WASHINGTON — J. Anthony Morris, a federal vaccine specialist who was forced into retirement after public disagreements with superior officers over the efficiency of federal vaccine programs and the effectiveness of influenza vaccines, died May 31 at a health-care center in Hyattsville, Md. He was 95.
The cause was congestive heart failure, said his daughter, Cam Esser.
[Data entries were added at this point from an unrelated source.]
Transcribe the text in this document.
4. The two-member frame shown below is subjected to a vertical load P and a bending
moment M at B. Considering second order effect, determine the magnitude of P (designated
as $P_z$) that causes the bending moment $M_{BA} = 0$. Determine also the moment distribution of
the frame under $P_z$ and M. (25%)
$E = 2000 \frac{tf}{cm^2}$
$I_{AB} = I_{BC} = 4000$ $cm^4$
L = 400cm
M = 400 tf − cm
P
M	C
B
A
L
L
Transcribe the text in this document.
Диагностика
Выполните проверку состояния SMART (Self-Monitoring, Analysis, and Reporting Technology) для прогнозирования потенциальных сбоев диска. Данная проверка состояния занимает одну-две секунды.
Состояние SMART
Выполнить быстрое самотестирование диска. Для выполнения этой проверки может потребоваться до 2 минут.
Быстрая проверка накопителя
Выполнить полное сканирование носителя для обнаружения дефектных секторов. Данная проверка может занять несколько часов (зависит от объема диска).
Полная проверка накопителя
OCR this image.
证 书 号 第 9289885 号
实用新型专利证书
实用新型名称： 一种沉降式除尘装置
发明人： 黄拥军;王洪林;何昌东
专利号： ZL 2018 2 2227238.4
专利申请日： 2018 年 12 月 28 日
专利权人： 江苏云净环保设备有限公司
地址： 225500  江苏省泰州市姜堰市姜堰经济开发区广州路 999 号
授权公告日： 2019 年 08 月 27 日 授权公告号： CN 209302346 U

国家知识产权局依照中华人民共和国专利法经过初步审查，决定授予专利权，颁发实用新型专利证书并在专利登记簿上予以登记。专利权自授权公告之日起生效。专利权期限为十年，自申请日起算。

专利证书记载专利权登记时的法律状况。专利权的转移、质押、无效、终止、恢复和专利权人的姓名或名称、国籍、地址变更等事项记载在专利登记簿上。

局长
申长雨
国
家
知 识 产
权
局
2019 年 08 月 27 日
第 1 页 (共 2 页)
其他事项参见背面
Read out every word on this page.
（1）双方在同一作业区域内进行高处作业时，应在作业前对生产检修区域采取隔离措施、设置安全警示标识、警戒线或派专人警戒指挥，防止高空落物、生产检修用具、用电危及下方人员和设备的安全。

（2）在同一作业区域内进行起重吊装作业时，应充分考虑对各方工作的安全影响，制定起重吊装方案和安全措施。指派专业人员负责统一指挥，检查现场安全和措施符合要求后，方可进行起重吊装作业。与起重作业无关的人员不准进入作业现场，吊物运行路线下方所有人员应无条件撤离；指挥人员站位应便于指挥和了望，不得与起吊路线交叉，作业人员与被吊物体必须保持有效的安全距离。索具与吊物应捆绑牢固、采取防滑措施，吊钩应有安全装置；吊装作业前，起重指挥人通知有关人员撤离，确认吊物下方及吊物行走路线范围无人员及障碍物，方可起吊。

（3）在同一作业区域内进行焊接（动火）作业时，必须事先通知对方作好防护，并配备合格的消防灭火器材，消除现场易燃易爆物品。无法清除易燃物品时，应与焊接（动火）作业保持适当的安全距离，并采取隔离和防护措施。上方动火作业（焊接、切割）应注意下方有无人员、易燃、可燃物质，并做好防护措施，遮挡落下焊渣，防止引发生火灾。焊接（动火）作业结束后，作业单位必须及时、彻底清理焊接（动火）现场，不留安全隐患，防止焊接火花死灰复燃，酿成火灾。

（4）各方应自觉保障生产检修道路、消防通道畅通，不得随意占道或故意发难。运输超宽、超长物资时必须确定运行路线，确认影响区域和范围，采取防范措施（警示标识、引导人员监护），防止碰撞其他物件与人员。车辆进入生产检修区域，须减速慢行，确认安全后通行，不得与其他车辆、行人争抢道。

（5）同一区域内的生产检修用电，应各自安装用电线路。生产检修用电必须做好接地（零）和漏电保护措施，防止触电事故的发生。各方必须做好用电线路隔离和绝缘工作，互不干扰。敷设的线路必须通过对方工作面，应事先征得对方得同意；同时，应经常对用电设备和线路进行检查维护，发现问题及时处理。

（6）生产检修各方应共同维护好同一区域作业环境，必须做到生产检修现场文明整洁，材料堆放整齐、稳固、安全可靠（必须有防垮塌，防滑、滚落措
Dr. Morris was chief vaccine officer for the Bureau of Biological Standards at the National Institutes of Health and later with the Food and Drug Administration, when the bureau was transferred to that agency in the 1970s. He contended that research carried out by his unit demonstrated that there was no reliable proof that vaccines were effective in preventing influenza, and accused the government of basing its mass vaccine programs for flu primarily on claims made by pharmaceutical manufacturers.
The issue came to a head in 1976 when President Gerald Ford signed a bill appropriating $135 million to vaccinate 140 million people against swine flu that fall and the next winter. Dr. Morris was outspoken in his opposition to the inoculations.
Subsequent events seemed to support Dr. Morris’s skepticism. The 1976 swine flu vaccinations were fraught with problems, and the government discontinued the inoculations after 49 million had received the vaccine.
The incidence of swine flu among the vaccinated was seven times greater than it was among those who had not been vaccinated, according to news reports. In addition, 12 Americans who had been vaccinated against swine flu died of complications related to Guillain-Barre syndrome, a polyneuropathy affecting the peripheral nervous system. More than 200 were paralyzed, news accounts said.
The swine-flu episode coincided with continuing long-term insubordination proceedings against Dr. Morris related to his disagreements within his agency over the administration of vaccines, not only flu vaccines, but also polio and vaccines against the common cold.
In the early 1970s, with his lawyer, James Turner, Dr. Morris compiled a list of what they said were blunders and inefficiencies in the testing and licensing of vaccines, which he said cast doubt on their value to the public. It was sent to Senator Abraham Ribicoff, who headed a Senate subcommittee that had oversight of the National Institutes of Health. Ribicoff made the list public. A federally appointed investigatory panel found ‘‘only a few minor irregularities’’ that ‘‘did not involve any risk to the public.’’
The investigating panel also observed, ‘‘It is evident that there are serious personnel problems within the DBS and that the current charges are the culmination of a long series of such problems.’’
The disciplinary case against Dr. Morris continued and included such accusations as failure to return library books on time, Turner said. In 1980, Dr. Morris was forced to retire but retained retirement benefits. After leaving federal service, Dr. Morris was self-employed as a consultant to people who had been harmed or injured by vaccine inoculations.
He leaves his wife of 71 years, Ruth Savoy Morris; four children; seven grandchildren; and three great-grandchildren.